Selling to an individual not associated with your business
This is the rarest of exit strategies and the one option many sellers hope to find. The son of a rich parent whose daddy will buy him a business, the lottery winner who wants to own his own business, or the college graduate with a trust fund to draw from, would be likely candidates. I call this the fictitious buyer because they just are not out there or are one-in-a-million to find.
People have to be pre-exposed to our industry to be interested in buying a landscape, lawn care or irrigation business, especially if pesticides are involved. Usually, the independent buyer who would be interested in buying a company in our industry would be someone who has been working in the industry, understands it and likes it. The problem again is that the probability of this buyer having the financial resources to buy a company is rare.
With bank financing unavailable, it is possible that the government, through the SBA, will guaranty the note for a bank. The paperwork, and the time it takes to get through the approval process, is long and arduous, even for the most patient and motivated buyer. Many times, these deals fall apart.
This exit option of selling to an individual sounds good, but is rarely successful, except in very small, one-man operations where the purchase price is small and the seller is willing to help train the new buyer.
Selling to a larger competitor
This exit strategy is by far the most common that I see in the industry. Companies looking to grow through acquisitions can increase their revenue, as well as taking a competitor out of their marketplace. In addition to increasing their market share, they can also pick up experienced employees with the purchase of the business. Generally, large established companies have the financial resources to buy another competitor without the seller financing.
This exit strategy can work well, but the seller should do his research on the buyer and be sure that the buyer is a good fit for his business. I have seen infinite variations of pricing, terms and conditions from various larger buyers, so you have to carve out or negotiate the deal that works best for you.
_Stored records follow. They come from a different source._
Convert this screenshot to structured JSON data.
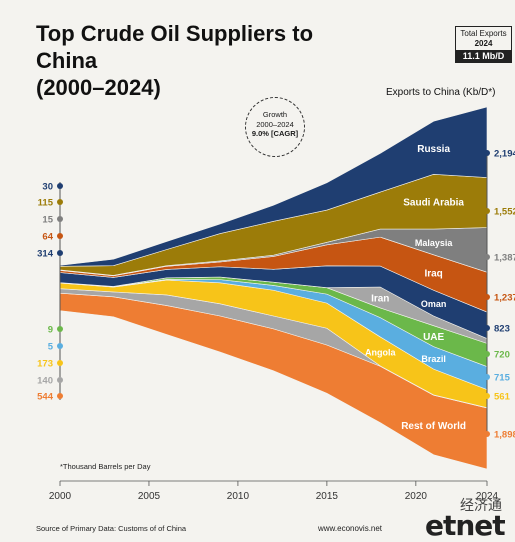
{
  "header": {
    "title_line1": "Top Crude Oil Suppliers to China",
    "title_line2": "(2000–2024)"
  },
  "total_box": {
    "label": "Total Exports",
    "year": "2024",
    "value": "11.1 Mb/D"
  },
  "exports_label": "Exports to China (Kb/D*)",
  "growth_badge": {
    "line1": "Growth",
    "line2": "2000–2024",
    "value": "9.0% [CAGR]"
  },
  "footnote": "*Thousand Barrels per Day",
  "source": "Source of Primary Data: Customs of of China",
  "site": "www.econovis.net",
  "watermark": {
    "cn": "经济通",
    "en": "etnet"
  },
  "chart_data": {
    "type": "area",
    "x": [
      2000,
      2003,
      2006,
      2009,
      2012,
      2015,
      2018,
      2021,
      2024
    ],
    "xticks": [
      "2000",
      "2005",
      "2010",
      "2015",
      "2020",
      "2024"
    ],
    "start_values": [
      "30",
      "115",
      "15",
      "64",
      "314",
      "9",
      "5",
      "173",
      "140",
      "544"
    ],
    "end_values": [
      "2,194",
      "1,552",
      "1,387",
      "1,237",
      "823",
      "720",
      "715",
      "561",
      "",
      "1,898"
    ],
    "series": [
      {
        "name": "Rest of World",
        "color": "#ee7d33",
        "values": [
          544,
          620,
          900,
          1120,
          1300,
          1500,
          1750,
          1850,
          1898
        ]
      },
      {
        "name": "",
        "color": "#a6a6a6",
        "values": [
          140,
          150,
          330,
          380,
          400,
          520,
          10,
          10,
          10
        ]
      },
      {
        "name": "Angola",
        "color": "#f7c419",
        "values": [
          173,
          150,
          460,
          650,
          800,
          780,
          900,
          800,
          561
        ]
      },
      {
        "name": "Brazil",
        "color": "#5aaee0",
        "values": [
          5,
          10,
          20,
          100,
          150,
          280,
          600,
          700,
          715
        ]
      },
      {
        "name": "UAE",
        "color": "#6bb84a",
        "values": [
          9,
          10,
          50,
          80,
          100,
          200,
          300,
          650,
          720
        ]
      },
      {
        "name": "Iran",
        "color": "#a6a6a6",
        "values": [
          0,
          0,
          0,
          0,
          0,
          0,
          650,
          300,
          150
        ]
      },
      {
        "name": "Oman",
        "color": "#1f3e71",
        "values": [
          314,
          280,
          260,
          320,
          400,
          680,
          650,
          800,
          823
        ]
      },
      {
        "name": "Iraq",
        "color": "#c65512",
        "values": [
          64,
          50,
          100,
          150,
          400,
          650,
          900,
          1100,
          1237
        ]
      },
      {
        "name": "Malaysia",
        "color": "#7f7f7f",
        "values": [
          15,
          15,
          20,
          30,
          40,
          80,
          250,
          800,
          1387
        ]
      },
      {
        "name": "Saudi Arabia",
        "color": "#9c7c09",
        "values": [
          115,
          300,
          500,
          850,
          1050,
          1000,
          1150,
          1700,
          1552
        ]
      },
      {
        "name": "Russia",
        "color": "#1f3e71",
        "values": [
          30,
          200,
          250,
          300,
          500,
          850,
          1200,
          1650,
          2194
        ]
      }
    ],
    "labels": [
      {
        "text": "Russia",
        "color": "#ffffff"
      },
      {
        "text": "Saudi Arabia",
        "color": "#ffffff"
      },
      {
        "text": "Malaysia",
        "color": "#ffffff"
      },
      {
        "text": "Iraq",
        "color": "#ffffff"
      },
      {
        "text": "Oman",
        "color": "#ffffff"
      },
      {
        "text": "Brazil",
        "color": "#ffffff"
      },
      {
        "text": "UAE",
        "color": "#ffffff"
      },
      {
        "text": "Iran",
        "color": "#ffffff"
      },
      {
        "text": "Angola",
        "color": "#ffffff"
      },
      {
        "text": "Rest of World",
        "color": "#ffffff"
      }
    ],
    "grid": false,
    "legend": "inline labels"
  }
}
If you are concerned about how your employees and clients will be treated and serviced after the sale, then you need to do your due diligence on the buyer before you make your decision. Don’t be afraid to ask for references from previous companies which that particular buyer has purchased.
When it comes to terms, many companies will have a hold back; you’ll want to be careful with the way the purchase agreement is written so that you’ll receive all of your money. There are a lot of intermediate-size buyers now that are competing with the industry giants for acquisitions, so do your homework when looking for a buyer. You only sell your business once; I stress that you take your time and look at all the alternatives out there.
In conclusion, when considering an exit strategy I suggest that you start the process early, even years before you are really ready to sell. I recommend to all my clients that they go through this process with me and repeat it every three years, so they know what the true value of their business is. This is just part of good estate planning.
God forbid, if something were to happen to you, your heirs would know the value of the business and where to sell it if they had to. I recommend that owners file this appraisal with their important insurance papers for safe keeping.
Going through the process will also teach you what parts of your business are most valuable. You can then adjust your marketing and business direction to increase the value of your business so that when you are ready to exit, you will get the maximum amount of dollars for it.
Preparing for your exit strategy should be an important part of the way you run your business.